Re: [Cython] CEP1000: Native dispatch through callables

2012-04-18 Thread Dag Sverre Seljebotn

On 04/17/2012 02:24 PM, Dag Sverre Seljebotn wrote:

On 04/13/2012 12:11 AM, Dag Sverre Seljebotn wrote:

Travis Oliphant recently raised the issue on the NumPy list of what
mechanisms to use to box native functions produced by his Numba so
that SciPy functions can call it, e.g. (I'm making the numba part
up):

@numba # Compiles function using LLVM def f(x): return 3 * x

print scipy.integrate.quad(f, 1, 2) # do many callbacks natively!

Obviously, we want something standard, so that Cython functions can
also be called in a fast way.


OK, here's the benchmark code I've written:

https://github.com/dagss/cep1000

Assumptions etc.:

- (Very) warm cache case is tested

- I compile and link libmycallable.so, libmycaller.so and ./bench; with
-fPIC, to emulate the Python environment

- I use mostly pure C but use PyTypeObject in order to get the offsets
to tp_flags etc right (I emulate the checking that would happen on a
PyObject* according to CEP1000).

- The test function is "double f(double x) { return x * x; }

- The benchmark is run in a loop J=100 times (and time divided by
J). This is repeated K=1 times and the minimum walltime of the K run
is used. This gave very stable readings on my system.

Fixing loop iterations:

In the initial results I just scanned the overload list until
NULL-termination. It seemed to me that the code generated for this
scanning was the most important factor.

Therefore I fixed the number of overloads as a known compile-time macro
N *in the caller*. This is somewhat optimistic; however I didn't want to
play with figuring out loop unrolling etc. at the same time, and
hardcoding the length of the overload list sort of took that part out of
the equation.


Table explanation:

- N: Number of overloads in list. For N=10, there's 9 non-matching
overloads in the list before the matching 10 (but caller doesn't know
this). For N=1, the caller knows this and optimize for a hit in the
first entry.

- MISMATCHES: If set, the caller tries 4 non-matching signatures before
hitting the final one. If not set, only the correct signature is tried.
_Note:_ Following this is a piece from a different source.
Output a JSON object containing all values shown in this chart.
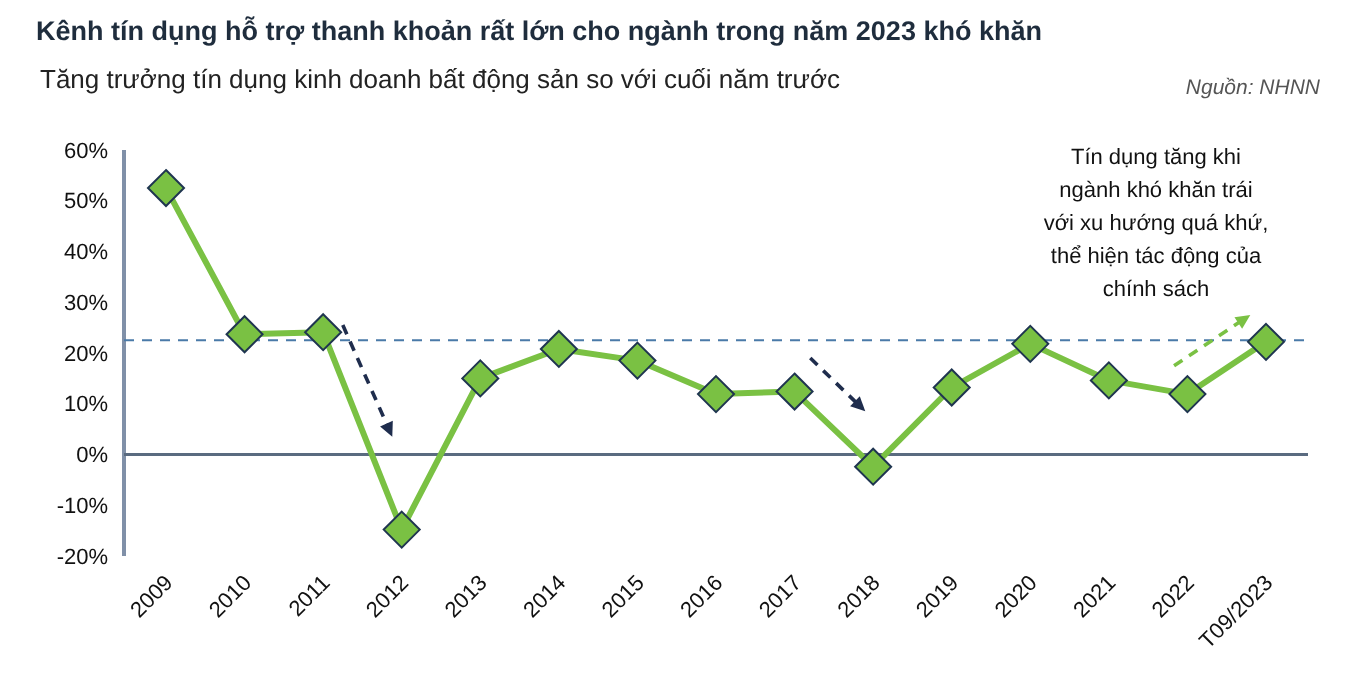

- LIKELY: If set, a GCC likely() macro is used to expect that the
signature matches.


RESULTS:

Direct call (and execution of!) the function in benchmark loop took 4.8 ns.

An indirect dispatch through a function pointer of known type took 5.4 ns

Notation below is (intern key), in ns

N=1:
MISMATCHES=False:
LIKELY=True: 6.44 6.44
LIKELY=False: 7.52 8.06
MISMATCHES=True: 8.59 8.59
N=10:
MISMATCHES=False: 17.19 19.20
MISMATCHES=True: 36.52 37.59

To be clear, "intern" is an interned "char*" (comparison with a 64 bits
global variable), while key is comparison of a size_t (comparison of a
64-bit immediate in the instruction stream).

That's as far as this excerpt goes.